NB: A 12 year moving window works well for a 22 year period: the minimum number of data points for reasonably robust M-K test is ~10, so using a 12 year window means the slope estimate for each segment is fairly robust. In addition, there are 12 twelve-year windows in a 22 year period, so the output is also large enough for a reliable trend test.


In [15]:
# Function for moving window
def sens_slp(df):
    """ Calculate Sen's slope estimate.
    """
    from scipy.stats import theilslopes
    
    res = theilslopes(df)
    
    return res[0]

In [16]:
# Calc rolling slopes
df2 = df.rolling(center=False, window=12).apply(func=sens_slp)
df2.plot()
plt.title('12 year windowed slopes (indexed by last year in each window)')
plt.ylabel('Slope')


Out[16]:
<matplotlib.text.Text at 0x213e32e8>

In general, the slopes seem to decrease through time, but is this change significant?


In [17]:
# Drop Nan
df2.dropna(inplace=True)

# M-K test
res = icpw.mk_test(df2['TOC'].values, 'test_stn', 'TOC')

print 'M-K test results: %s (p=%.4f)' % (res[4], res[3])

# Sen's slope
slp, intcp, lo, hi = theilslopes(df2['TOC'], df2.index)

# Plot
y3 = slp*df2.index + intcp
plt.plot(df2.index, df2['TOC'])
plt.plot(df2.index, y3)


M-K test results: decreasing (p=0.0001)
Out[17]:
[<matplotlib.lines.Line2D at 0x1f2c2d68>]

So there is evidience for a significant decrease in the rate of increase of TOC through time.

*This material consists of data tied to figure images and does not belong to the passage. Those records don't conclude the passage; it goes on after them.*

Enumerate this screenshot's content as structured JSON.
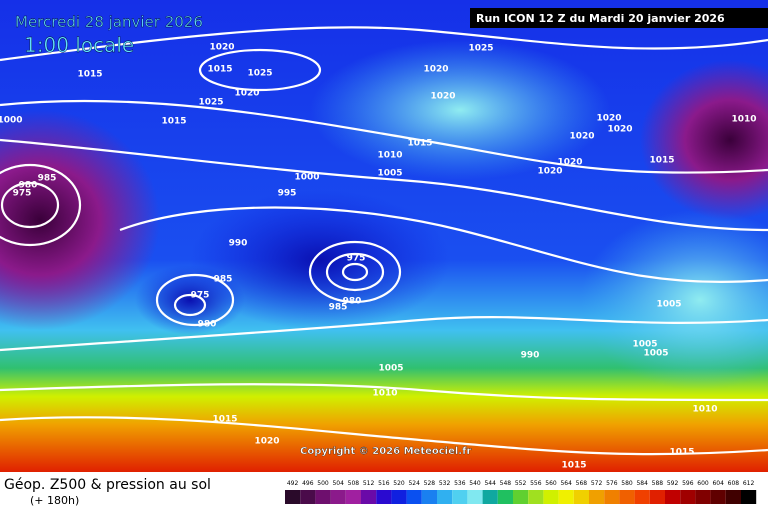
{
  "header": {
    "date": "Mercredi 28 janvier 2026",
    "time": "1:00 locale",
    "run": "Run ICON 12 Z du Mardi 20 janvier 2026"
  },
  "copyright": "Copyright © 2026 Meteociel.fr",
  "footer": {
    "title": "Géop. Z500 & pression au sol",
    "subtitle": "(+ 180h)"
  },
  "isobars": [
    1020,
    1015,
    1025,
    1020,
    1015,
    1025,
    1015,
    1000,
    1025,
    1020,
    1020,
    1015,
    1010,
    1005,
    1000,
    995,
    985,
    980,
    975,
    990,
    985,
    975,
    980,
    975,
    980,
    985,
    1020,
    1020,
    1020,
    1020,
    1020,
    1015,
    1010,
    1005,
    1005,
    1005,
    990,
    1005,
    1010,
    1015,
    1020,
    1010,
    1015,
    1015
  ],
  "scale": {
    "ticks": [
      492,
      496,
      500,
      504,
      508,
      512,
      516,
      520,
      524,
      528,
      532,
      536,
      540,
      544,
      548,
      552,
      556,
      560,
      564,
      568,
      572,
      576,
      580,
      584,
      588,
      592,
      596,
      600,
      604,
      608,
      612
    ],
    "colors": [
      "#2a0a2a",
      "#4a0b4a",
      "#6e0f6e",
      "#8b1a8b",
      "#a020a0",
      "#6a0aa8",
      "#2a0ad0",
      "#1020e0",
      "#0a50f0",
      "#1a80f0",
      "#30b0f0",
      "#50d0f0",
      "#80e8f0",
      "#10a8a0",
      "#20c060",
      "#60d030",
      "#a0e020",
      "#d0f000",
      "#f0f000",
      "#f0d000",
      "#f0a000",
      "#f08000",
      "#f06000",
      "#f04000",
      "#e02000",
      "#c00000",
      "#a00000",
      "#800000",
      "#600000",
      "#400000",
      "#000000"
    ]
  }
}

4. Quick visual check that the moving window is working sensibly

Plot the slope line for each 12-year segment.


In [18]:
def sens_intcp(df):
    """ Get intercept to go with slope estimate.
    """
    from scipy.stats import theilslopes
        
    res = theilslopes(df)
    
    return res[1]

In [19]:
# Get intercepts
incpts = df.rolling(center=False,window=10).apply(func=sens_intcp)
incpts.columns = ['c']

df2 = df2.join(incpts)
df2


Out[19]:
TOC c
2001 0.225395 2.022003
2002 0.205547 2.058495
2003 0.157749 2.360189
2004 0.148808 2.482201
2005 0.119367 2.872052
2006 0.113325 3.155391
2007 0.100009 3.256546
2008 0.068186 3.597205
2009 0.070283 3.626793
2010 0.032969 3.668021
2011 0.024983 3.572512
2012 0.037908 3.530902

In [20]:
fig = plt.figure(figsize=(15, 15))

# Plot slopes for each 10 year window
for yr in range(2001, 2013):
    xi = np.arange(yr-11, yr+1)
    slp = df2.ix[yr, 'TOC']
    inc = df2.ix[yr, 'c']
    yi = slp*(xi-yr+11) + inc
    plt.plot(xi, yi, c='k', alpha=0.5)

# Original data
plt.plot(x, y, lw=5)


Out[20]:
[<matplotlib.lines.Line2D at 0x1fc15748>]

This looks reasonable at first glance.